BiscuitofChoice · 06/12/2018 17:45

Bit freaked out- was picking DD up from choir and it was busier than normal because they do an open dress rehearsal.

As we were leaving the school, a wee one had obviously got separated from his Mum and was wandering right out Shock

Obviously I stopped and took him back in, but I could have been anyone and the wee soul was so trusting.

It's never been something I've thought about with mine, because tbh I've always just hammered home 'DO NOT GO ANYWHERE WITHOUT ME' but accidents happen plus my DC are getting a bit older now and I'd like them to go to the shop etc.

My dad used to always tell me to sit in a train carriage with a woman or ask a mum with children, which obviously isn't great advice really!

OP posts:
PushHop · 06/12/2018 23:04

I also made him carry a piece of paper with my phone number on it.

cariadlet · 06/12/2018 23:11

I never taught stranger danger as children are most likely to be hurt by somebody they know - often a member of the family, but also other trusted adults (eg the Soham murders where the girls were killed by their school caretaker or April Jones who was murdered by her friend's dad).

My main rule for my dd was never to go anywhere with an adult, even an adult she knew, without asking the grown up who was looking after her. When she was old enough to start popping to the local shop or the park down the road on her own the rule became that she wasn't allowed to go with an adult without coming home to check first. We went through lots of scenarios eg "What if it was x (adult we both knew and trusted) and they said I'd asked them to collect you because of Y (insert plausible reason)."

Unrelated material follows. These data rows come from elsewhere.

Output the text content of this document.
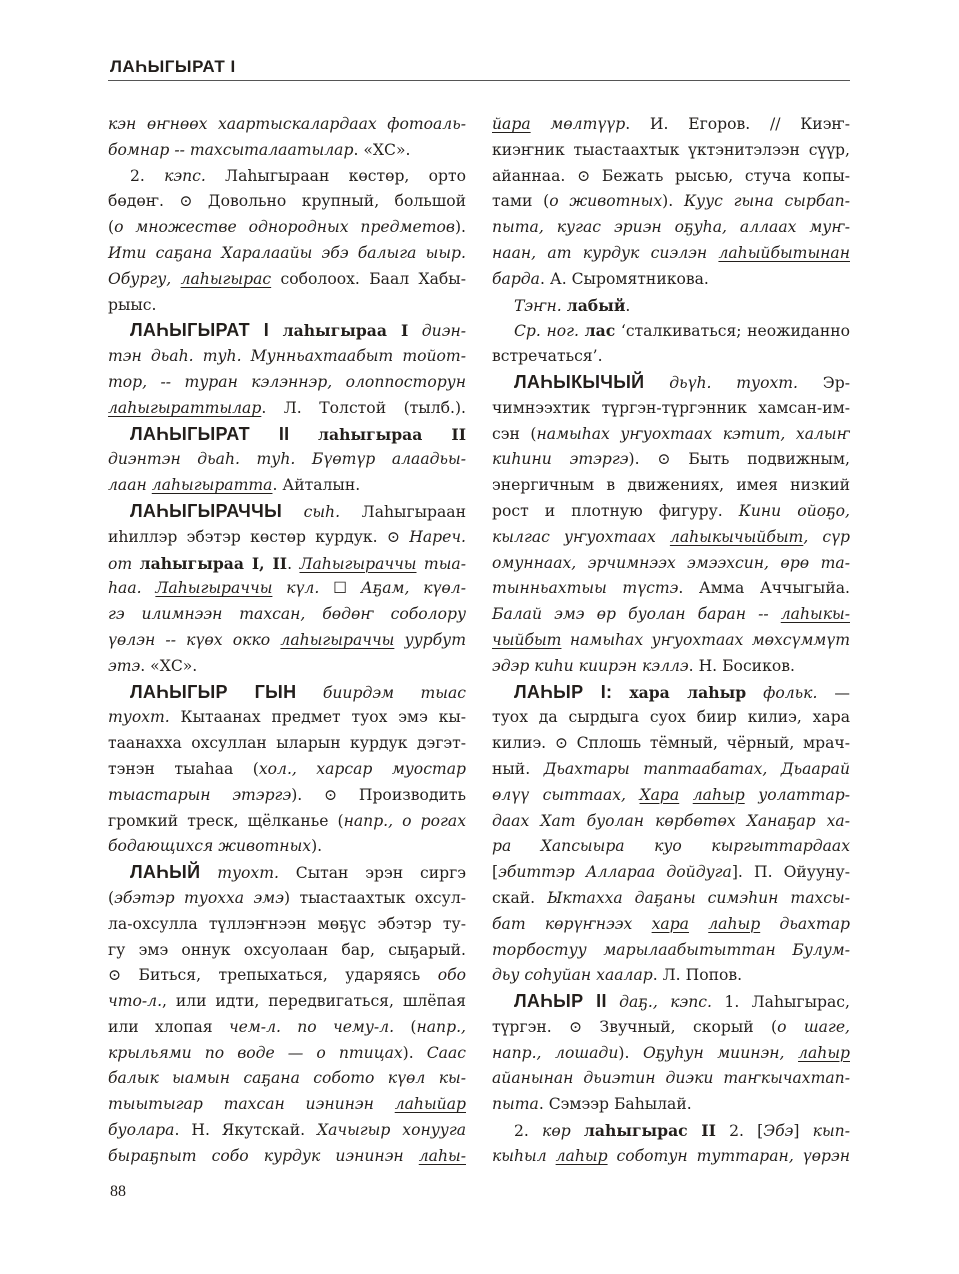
ЛАҺЫГЫРАТ I
кэн өҥнөөх хаартыскалардаах фотоаль-
бомнар -- тахсыталаатылар. «ХС».
2. кэпс. Лаһыгыраан көстөр, орто
бөдөҥ. ⊙ Довольно крупный, большой
(о множестве однородных предметов).
Ити саҕана Харалаайы эбэ балыга ыыр.
Обургу, лаһыгырас соболоох. Баал Хабы-
рыыс.
ЛАҺЫГЫРАТ I лаһыгыраа I диэн-
тэн дьаһ. туһ. Мунньахтаабыт тойот-
тор, -- туран кэлэннэр, олоппосторун
лаһыгыраттылар. Л. Толстой (тылб.).
ЛАҺЫГЫРАТ II лаһыгыраа II
диэнтэн дьаһ. туһ. Бүөтүр алаадьы-
лаан лаһыгыратта. Айталын.
ЛАҺЫГЫРАЧЧЫ сыһ. Лаһыгыраан
иһиллэр эбэтэр көстөр курдук. ⊙ Нареч.
от лаһыгыраа I, II. Лаһыгыраччы тыа-
һаа. Лаһыгыраччы күл. ☐ Аҕам, күөл-
гэ илимнээн тахсан, бөдөҥ соболору
үөлэн -- күөх окко лаһыгыраччы уурбут
этэ. «ХС».
ЛАҺЫГЫР ГЫН биирдэм тыас
туохт. Кытаанах предмет туох эмэ кы-
таанахха охсуллан ыларын курдук дэгэт-
тэнэн тыаһаа (хол., харсар муостар
тыастарын этэргэ). ⊙ Производить
громкий треск, щёлканье (напр., о рогах
бодающихся животных).
ЛАҺЫЙ туохт. Сытан эрэн сиргэ
(эбэтэр туохха эмэ) тыастаахтык охсул-
ла-охсулла түллэҥнээн мөҕүс эбэтэр ту-
гу эмэ оннук охсуолаан бар, сыҕарый.
⊙ Биться, трепыхаться, ударяясь обо
что-л., или идти, передвигаться, шлёпая
или хлопая чем-л. по чему-л. (напр.,
крыльями по воде — о птицах). Саас
балык ыамын саҕана собото күөл кы-
тыытыгар тахсан иэнинэн лаһыйар
буолара. Н. Якутскай. Хачыгыр хонууга
быраҕпыт собо курдук иэнинэн лаһы-
йара мөлтүүр. И. Егоров. // Киэҥ-
киэҥник тыастаахтык үктэнитэлээн сүүр,
айаннаа. ⊙ Бежать рысью, стуча копы-
тами (о животных). Куус гына сырбап-
пыта, кугас эриэн оҕуһа, аллаах муҥ-
наан, ат курдук сиэлэн лаһыйбытынан
барда. А. Сыромятникова.
Тэҥн. лабый.
Ср. ног. лас ‘сталкиваться; неожиданно
встречаться’.
ЛАҺЫКЫЧЫЙ дьүһ. туохт. Эр-
чимнээхтик түргэн-түргэнник хамсан-им-
сэн (намыһах уҥуохтаах кэтит, халыҥ
киһини этэргэ). ⊙ Быть подвижным,
энергичным в движениях, имея низкий
рост и плотную фигуру. Кини ойоҕо,
кылгас уҥуохтаах лаһыкычыйбыт, сүр
омуннаах, эрчимнээх эмээхсин, өрө та-
тынньахтыы түстэ. Амма Аччыгыйа.
Балай эмэ өр буолан баран -- лаһыкы-
чыйбыт намыһах уҥуохтаах мөхсүммүт
эдэр киһи киирэн кэллэ. Н. Босиков.
ЛАҺЫР I: хара лаһыр фольк. —
туох да сырдыга суох биир килиэ, хара
килиэ. ⊙ Сплошь тёмный, чёрный, мрач-
ный. Дьахтары таптаабатах, Дьаарай
өлүү сыттаах, Хара лаһыр уолаттар-
даах Хат буолан көрбөтөх Ханаҕар ха-
ра Хапсыыра куо кыргыттардаах
[эбиттэр Аллараа дойдуга]. П. Ойууну-
скай. Ыктахха даҕаны симэһин тахсы-
бат көрүҥнээх хара лаһыр дьахтар
торбостуу марылаабытыттан Булум-
дьу соһуйан хаалар. Л. Попов.
ЛАҺЫР II даҕ., кэпс. 1. Лаһыгырас,
түргэн. ⊙ Звучный, скорый (о шаге,
напр., лошади). Оҕуһун миинэн, лаһыр
айанынан дьиэтин диэки таҥкычахтап-
пыта. Сэмээр Баһылай.
2. көр лаһыгырас II 2. [Эбэ] кып-
кыһыл лаһыр соботун туттаран, үөрэн
88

I knew that the rule had sunk in when she was in Year 6 and had continued to wait at her bus stop in the rain rather than accept a lift off a very lovely and completely trustworthy female member of staff at her school.

I've lost count of the number of times that I've lost dd when she was younger. Never outside when she would stay close, but in numerous shops and museums. I always felt complete panic until I found her, but as she knew not to leave the building/room and to find a member of staff it always turned out ok.